Povos indígenas e comunidades locais são “os legítimos guardiões do conhecimento sobre as alterações climáticas”
Cada vez mais os povos indígenas e as comunidades locais são vistos como partes centrais das estratégias para travar as crises planetárias que hoje enfrentamos: alterações climáticas, poluição e perda de biodiversidade.
Em novembro passado, na 27.ª cimeira global sobre as alterações climáticas (COP27), os governos do mundo reunidos em Sharm-al Sheik, no Egito, assinaram um acordo no qual reconhecem “o papel importante” dos povos indígenas e das comunidades locais no combate às alterações climáticas.
Um mês depois, na cimeira global da biodiversidade (COP15), no Canadá, adotaram o Acordo de Kunming-Montreal, no qual destacam “os papéis e contributos importantes dos povos indígenas e comunidades locais enquanto guardiões da biodiversidade e parceiros na sua conservação, restauro e uso sustentável”.
Apesar da retórica, esses grupos humanos, que tendem a viver a grande proximidade do que chamamos de ‘mundo natural’, estão entre os mais afetados pelos efeitos das crises planetárias, embora a sua contribuição para a degradação dos sistemas da Terra seja praticamente insignificante quando comparada com as das sociedades e países que realmente têm nas mãos o poder, e o dinheiro, para transformar a forma como os humanos têm tratado o planeta.

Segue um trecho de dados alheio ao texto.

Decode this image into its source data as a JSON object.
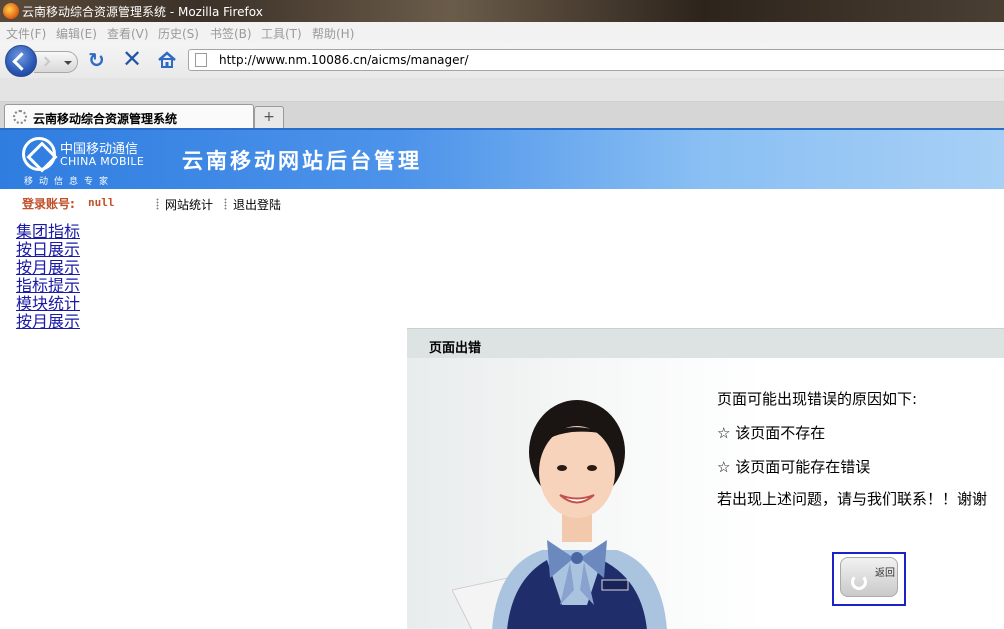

Esta quarta-feira, assinala-se o Dia Internacional dos Povos Indígenas, e uma equipa de investigadores do projeto ‘Local Indicators of Climate Change Impacts’ (LICCI) recorda que esses grupos humanos são detentores de “um rico e extenso conhecimento geral sobre os impactos das alterações climáticas e sobre possíveis formas de adaptação”.
Os cientistas passaram cinco anos a analisar como os povos indígenas e as comunidades locais lidam com o ambiente em mudança à sua volta, como percecionam as alterações climáticas nos seus territórios e como reagem a elas. No total, o projeto liderado pela Universidade de Autónoma de Barcelona abrangeu 52 casos de estudo de regiões de todo o mundo.
Uma das conclusões da investigação é que os povos indígenas e as comunidades locais são “desproporcionalmente afetadas pelas alterações climáticas”, uma vez que frequentemente vivem em ‘hotspots’ climáticos e a sua subsistência está fortemente dependente dos sistemas naturais.
Estes grupos tendem a existir à margem das sociedades e a ser alvo de tratamento desigual por parte das autoridades e governos centralizados, pelo que as alterações climáticas, dizem os cientistas, são apenas um de vários desafios por elas enfrentados.
“Ligados ao seu ambiente natural ao longo de gerações, têm uma compreensão holística dos efeitos em cascata dos impactos das alterações climáticas, desde alterações nos sistemas atmosférico, físico e biológico aos impactos nos seus modos de vida”, explica Victoria Reyes García, coordenadora do projeto.
Durante o período de estudo, os investigadores procuraram compreender como a instabilidade do clima dificulta a agricultura no Peru e no México, como o aquecimento do planeta está a tornar “extremamente arriscada” a caça no gelo pelos povos do Ártico, e como as transformações nas correntes e temperatura marinhas em recifes de coral pouco profundos no Quénia estão a tornar mais complicada a pesca de polvos.
Os investigadores consideram que os resultados do projeto mostram como os povos indígenas e as comunidades locais estão a tentar adaptar-se aos efeitos das alterações climáticas, recorrendo ao seu conhecimento tradicional adquirido ao longo de centenas de anos de experiência em primeira-mão com o mundo natural. E estão convictos de que as sociedades mais industrializadas têm muito a aprender com esses grupos humanos mais tradicionais.
Ainda assim, lamentam que o conhecimento desses povos não seja devidamente considerado na altura de se criarem estratégias e políticas para combater as alterações climáticas e para conceber medidas de adaptação a esse fenómeno.
“Enquanto os legítimos guardiões do conhecimento sobre as alterações climáticas e os seus impactos no ambiente local, os povos indígenas e as comunidades locais deveriam ter um papel mais central nos processos científicos e políticos de compreensão e adaptação às alterações climáticas”, defendem os investigadores, que pendem que as ‘vozes’ desses grupos humanos sejam ouvidas a todos os níveis de tomada de decisão, desde o local ao internacional.